Dahlhaus Regina
Institute for Biochemistry, Emil-Fischer Centre, University of Erlangen-Nürnberg, Erlangen, Germany.
Front Mol Neurosci. 2018 Mar 15;11:41. doi: 10.3389/fnmol.2018.00041. eCollection 2018.
The Fragile X Syndrome (FXS) is one of the most common forms of inherited intellectual disability in all human societies. Caused by the transcriptional silencing of a single gene, the fragile x mental retardation gene , FXS is characterized by a variety of symptoms, which range from mental disabilities to autism and epilepsy. More than 20 years ago, a first animal model was described, the knock-out mouse. Several other models have been developed since then, including conditional knock-out mice, knock-out rats, a zebrafish and a drosophila model. Using these model systems, various targets for potential pharmaceutical treatments have been identified and many treatments have been shown to be efficient in preclinical studies. However, all attempts to turn these findings into a therapy for patients have failed thus far. In this review, I will discuss underlying difficulties and address potential alternatives for our future research.
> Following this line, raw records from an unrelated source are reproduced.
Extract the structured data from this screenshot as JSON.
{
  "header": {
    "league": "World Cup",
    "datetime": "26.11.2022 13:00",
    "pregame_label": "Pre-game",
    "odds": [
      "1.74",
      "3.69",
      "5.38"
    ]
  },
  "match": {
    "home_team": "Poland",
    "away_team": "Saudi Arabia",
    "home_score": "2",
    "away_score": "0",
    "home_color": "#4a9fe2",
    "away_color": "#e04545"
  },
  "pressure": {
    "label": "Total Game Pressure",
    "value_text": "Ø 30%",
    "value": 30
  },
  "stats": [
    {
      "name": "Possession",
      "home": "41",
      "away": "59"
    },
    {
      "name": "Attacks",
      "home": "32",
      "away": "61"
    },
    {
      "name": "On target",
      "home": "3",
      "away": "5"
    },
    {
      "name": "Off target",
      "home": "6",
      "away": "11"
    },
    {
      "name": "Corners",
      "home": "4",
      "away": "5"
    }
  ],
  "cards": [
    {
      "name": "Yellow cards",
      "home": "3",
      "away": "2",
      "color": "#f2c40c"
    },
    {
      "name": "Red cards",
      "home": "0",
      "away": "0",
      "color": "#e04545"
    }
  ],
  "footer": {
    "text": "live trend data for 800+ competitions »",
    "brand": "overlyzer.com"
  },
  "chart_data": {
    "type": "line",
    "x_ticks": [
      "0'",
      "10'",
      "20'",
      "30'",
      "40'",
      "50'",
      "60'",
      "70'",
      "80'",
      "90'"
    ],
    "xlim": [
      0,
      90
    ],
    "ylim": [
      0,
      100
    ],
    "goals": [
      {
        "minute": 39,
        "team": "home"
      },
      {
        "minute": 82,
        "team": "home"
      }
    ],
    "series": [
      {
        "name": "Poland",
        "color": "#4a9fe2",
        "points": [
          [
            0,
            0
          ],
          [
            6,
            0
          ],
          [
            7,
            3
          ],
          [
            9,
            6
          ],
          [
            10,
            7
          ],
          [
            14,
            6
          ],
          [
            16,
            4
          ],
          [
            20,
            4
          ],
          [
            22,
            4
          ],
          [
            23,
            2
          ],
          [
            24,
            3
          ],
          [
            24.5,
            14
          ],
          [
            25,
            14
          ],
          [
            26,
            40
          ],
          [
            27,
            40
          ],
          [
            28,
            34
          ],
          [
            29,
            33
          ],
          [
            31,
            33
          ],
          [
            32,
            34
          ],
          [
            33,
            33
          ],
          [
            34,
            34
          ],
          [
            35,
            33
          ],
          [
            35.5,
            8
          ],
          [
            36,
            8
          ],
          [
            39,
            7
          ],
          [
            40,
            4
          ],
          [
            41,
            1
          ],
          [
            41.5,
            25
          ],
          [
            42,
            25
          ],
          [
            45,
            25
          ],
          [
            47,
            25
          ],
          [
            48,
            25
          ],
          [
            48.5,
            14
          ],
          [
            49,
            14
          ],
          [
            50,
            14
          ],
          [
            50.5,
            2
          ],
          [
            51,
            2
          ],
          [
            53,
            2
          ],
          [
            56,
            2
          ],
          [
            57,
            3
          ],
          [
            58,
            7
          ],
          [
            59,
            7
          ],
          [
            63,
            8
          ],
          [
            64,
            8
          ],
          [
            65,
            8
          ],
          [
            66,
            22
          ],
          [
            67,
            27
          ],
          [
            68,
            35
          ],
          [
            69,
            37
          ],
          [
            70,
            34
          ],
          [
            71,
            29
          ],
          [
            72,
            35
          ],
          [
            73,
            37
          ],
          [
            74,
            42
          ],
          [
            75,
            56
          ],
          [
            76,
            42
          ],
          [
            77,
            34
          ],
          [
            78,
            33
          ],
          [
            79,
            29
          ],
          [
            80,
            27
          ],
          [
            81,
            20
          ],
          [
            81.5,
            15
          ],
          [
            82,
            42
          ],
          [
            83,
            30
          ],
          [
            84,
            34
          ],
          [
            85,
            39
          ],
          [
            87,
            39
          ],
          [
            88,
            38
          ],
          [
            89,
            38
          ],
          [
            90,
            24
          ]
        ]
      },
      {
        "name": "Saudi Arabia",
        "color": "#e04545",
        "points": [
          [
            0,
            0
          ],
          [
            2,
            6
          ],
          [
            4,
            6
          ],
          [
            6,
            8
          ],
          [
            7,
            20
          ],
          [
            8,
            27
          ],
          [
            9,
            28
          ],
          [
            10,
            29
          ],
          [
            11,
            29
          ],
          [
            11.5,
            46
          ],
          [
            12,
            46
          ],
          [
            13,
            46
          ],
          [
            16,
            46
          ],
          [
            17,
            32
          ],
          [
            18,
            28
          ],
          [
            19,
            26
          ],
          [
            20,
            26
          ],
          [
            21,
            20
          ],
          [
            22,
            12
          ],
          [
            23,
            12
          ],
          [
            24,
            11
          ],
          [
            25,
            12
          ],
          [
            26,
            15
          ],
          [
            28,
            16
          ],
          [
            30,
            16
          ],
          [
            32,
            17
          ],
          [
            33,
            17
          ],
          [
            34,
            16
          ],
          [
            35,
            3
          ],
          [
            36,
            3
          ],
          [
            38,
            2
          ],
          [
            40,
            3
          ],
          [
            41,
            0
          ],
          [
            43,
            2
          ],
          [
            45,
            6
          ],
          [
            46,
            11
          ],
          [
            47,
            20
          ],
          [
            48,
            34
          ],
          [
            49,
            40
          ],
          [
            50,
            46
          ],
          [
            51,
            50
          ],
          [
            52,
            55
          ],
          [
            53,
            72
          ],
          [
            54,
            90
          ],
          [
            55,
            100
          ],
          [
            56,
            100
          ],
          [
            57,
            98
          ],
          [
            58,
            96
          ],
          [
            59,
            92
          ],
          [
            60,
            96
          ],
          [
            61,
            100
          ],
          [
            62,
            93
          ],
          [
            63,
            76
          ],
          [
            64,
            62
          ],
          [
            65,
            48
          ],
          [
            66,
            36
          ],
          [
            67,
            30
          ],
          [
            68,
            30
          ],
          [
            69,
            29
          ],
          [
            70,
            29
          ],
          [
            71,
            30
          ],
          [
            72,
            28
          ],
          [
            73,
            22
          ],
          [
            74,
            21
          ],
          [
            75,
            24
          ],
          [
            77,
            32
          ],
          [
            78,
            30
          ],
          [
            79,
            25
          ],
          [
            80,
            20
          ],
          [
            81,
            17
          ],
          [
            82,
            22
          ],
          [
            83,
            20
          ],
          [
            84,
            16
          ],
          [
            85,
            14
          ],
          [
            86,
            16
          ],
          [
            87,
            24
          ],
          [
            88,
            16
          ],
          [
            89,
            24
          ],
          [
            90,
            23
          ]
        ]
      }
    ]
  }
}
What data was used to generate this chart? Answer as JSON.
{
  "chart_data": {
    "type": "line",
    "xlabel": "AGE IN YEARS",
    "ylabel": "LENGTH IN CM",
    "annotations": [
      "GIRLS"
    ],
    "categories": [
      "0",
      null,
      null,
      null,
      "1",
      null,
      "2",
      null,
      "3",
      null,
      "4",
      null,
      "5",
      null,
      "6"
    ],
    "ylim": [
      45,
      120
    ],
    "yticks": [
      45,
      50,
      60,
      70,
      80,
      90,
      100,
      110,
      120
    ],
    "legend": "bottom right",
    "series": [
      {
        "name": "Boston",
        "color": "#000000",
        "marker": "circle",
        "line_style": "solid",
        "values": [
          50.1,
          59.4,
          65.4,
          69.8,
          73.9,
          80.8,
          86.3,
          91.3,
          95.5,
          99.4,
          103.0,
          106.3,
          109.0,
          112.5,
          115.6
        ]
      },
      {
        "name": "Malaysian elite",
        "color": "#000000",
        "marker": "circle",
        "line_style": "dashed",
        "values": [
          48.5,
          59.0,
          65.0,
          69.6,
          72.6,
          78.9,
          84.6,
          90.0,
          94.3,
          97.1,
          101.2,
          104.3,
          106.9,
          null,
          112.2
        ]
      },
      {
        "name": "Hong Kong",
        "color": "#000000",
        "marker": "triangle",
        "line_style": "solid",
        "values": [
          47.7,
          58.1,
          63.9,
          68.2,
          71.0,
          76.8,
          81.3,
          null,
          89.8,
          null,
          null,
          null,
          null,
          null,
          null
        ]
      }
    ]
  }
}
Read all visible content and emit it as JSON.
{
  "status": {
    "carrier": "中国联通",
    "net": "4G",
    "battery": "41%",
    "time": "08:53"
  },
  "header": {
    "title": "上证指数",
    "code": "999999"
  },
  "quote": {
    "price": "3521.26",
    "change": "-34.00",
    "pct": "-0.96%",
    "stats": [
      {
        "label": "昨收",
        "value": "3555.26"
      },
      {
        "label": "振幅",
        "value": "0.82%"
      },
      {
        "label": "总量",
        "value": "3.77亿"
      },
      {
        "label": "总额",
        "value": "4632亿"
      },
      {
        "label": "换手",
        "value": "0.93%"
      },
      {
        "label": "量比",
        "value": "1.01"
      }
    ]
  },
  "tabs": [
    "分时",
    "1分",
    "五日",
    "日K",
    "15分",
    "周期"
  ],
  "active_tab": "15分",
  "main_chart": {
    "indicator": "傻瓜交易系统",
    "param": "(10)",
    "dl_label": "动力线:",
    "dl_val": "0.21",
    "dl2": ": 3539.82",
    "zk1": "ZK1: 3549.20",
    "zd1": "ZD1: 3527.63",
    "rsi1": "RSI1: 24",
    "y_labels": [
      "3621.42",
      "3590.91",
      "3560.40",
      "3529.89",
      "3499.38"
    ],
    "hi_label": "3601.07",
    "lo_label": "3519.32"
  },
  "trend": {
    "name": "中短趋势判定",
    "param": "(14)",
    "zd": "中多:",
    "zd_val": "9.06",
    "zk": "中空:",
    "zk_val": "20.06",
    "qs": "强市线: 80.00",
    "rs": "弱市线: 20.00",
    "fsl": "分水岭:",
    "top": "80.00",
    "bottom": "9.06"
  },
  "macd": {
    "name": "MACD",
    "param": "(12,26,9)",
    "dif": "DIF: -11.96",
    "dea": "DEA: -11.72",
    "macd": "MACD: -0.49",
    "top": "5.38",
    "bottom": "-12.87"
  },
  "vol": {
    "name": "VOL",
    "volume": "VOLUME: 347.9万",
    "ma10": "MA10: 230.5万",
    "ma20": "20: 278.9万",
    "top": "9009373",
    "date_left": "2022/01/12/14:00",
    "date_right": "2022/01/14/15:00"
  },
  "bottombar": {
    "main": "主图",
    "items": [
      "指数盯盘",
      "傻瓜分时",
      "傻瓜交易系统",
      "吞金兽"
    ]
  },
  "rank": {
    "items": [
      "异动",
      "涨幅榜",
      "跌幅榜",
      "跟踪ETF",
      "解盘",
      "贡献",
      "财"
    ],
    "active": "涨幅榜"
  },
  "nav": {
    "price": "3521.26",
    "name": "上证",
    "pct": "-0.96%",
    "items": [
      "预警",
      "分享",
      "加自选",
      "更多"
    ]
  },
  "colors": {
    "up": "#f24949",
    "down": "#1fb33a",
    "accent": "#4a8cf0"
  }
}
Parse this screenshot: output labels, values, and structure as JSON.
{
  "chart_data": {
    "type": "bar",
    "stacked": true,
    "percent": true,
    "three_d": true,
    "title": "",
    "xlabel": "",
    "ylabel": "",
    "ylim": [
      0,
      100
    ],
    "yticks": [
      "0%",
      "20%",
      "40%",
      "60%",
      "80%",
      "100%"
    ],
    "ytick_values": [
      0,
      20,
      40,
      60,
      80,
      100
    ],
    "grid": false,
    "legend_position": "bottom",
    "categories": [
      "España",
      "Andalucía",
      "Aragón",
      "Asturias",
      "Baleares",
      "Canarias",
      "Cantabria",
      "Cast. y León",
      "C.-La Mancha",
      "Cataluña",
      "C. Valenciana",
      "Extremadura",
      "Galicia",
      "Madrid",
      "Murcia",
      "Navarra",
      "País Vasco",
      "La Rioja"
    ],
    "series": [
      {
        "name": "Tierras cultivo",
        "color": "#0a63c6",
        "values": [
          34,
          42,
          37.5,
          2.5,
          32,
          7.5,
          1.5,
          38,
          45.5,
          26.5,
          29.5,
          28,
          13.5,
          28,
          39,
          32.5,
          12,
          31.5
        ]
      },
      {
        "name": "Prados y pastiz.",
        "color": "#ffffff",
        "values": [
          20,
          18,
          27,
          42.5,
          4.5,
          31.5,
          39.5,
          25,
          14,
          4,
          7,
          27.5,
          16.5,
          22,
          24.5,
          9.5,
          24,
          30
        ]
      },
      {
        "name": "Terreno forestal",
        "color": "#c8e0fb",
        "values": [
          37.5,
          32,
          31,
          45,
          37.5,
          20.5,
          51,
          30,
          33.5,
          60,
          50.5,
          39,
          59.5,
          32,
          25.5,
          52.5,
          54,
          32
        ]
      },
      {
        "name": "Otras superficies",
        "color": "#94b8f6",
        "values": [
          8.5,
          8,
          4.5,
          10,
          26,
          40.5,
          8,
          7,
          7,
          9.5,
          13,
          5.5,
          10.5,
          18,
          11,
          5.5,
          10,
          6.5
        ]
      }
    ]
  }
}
脆性X综合征(FXS)是人类社会中最常见的遗传性智力残疾形式之一。由于单个基因——脆性X智力低下基因的转录沉默所导致,脆性X综合征具有多种症状,从智力残疾到自闭症和癫痫不等。20多年前,首个动物模型——基因敲除小鼠被描述出来。从那时起,又开发了其他几种模型,包括条件性基因敲除小鼠、基因敲除大鼠、斑马鱼和果蝇模型。利用这些模型系统,已确定了多种潜在药物治疗靶点,并且许多治疗方法在临床前研究中已显示出有效性。然而,迄今为止,所有将这些研究结果转化为患者治疗方法的尝试均告失败。在这篇综述中,我将讨论潜在的困难,并探讨未来研究的潜在替代方案。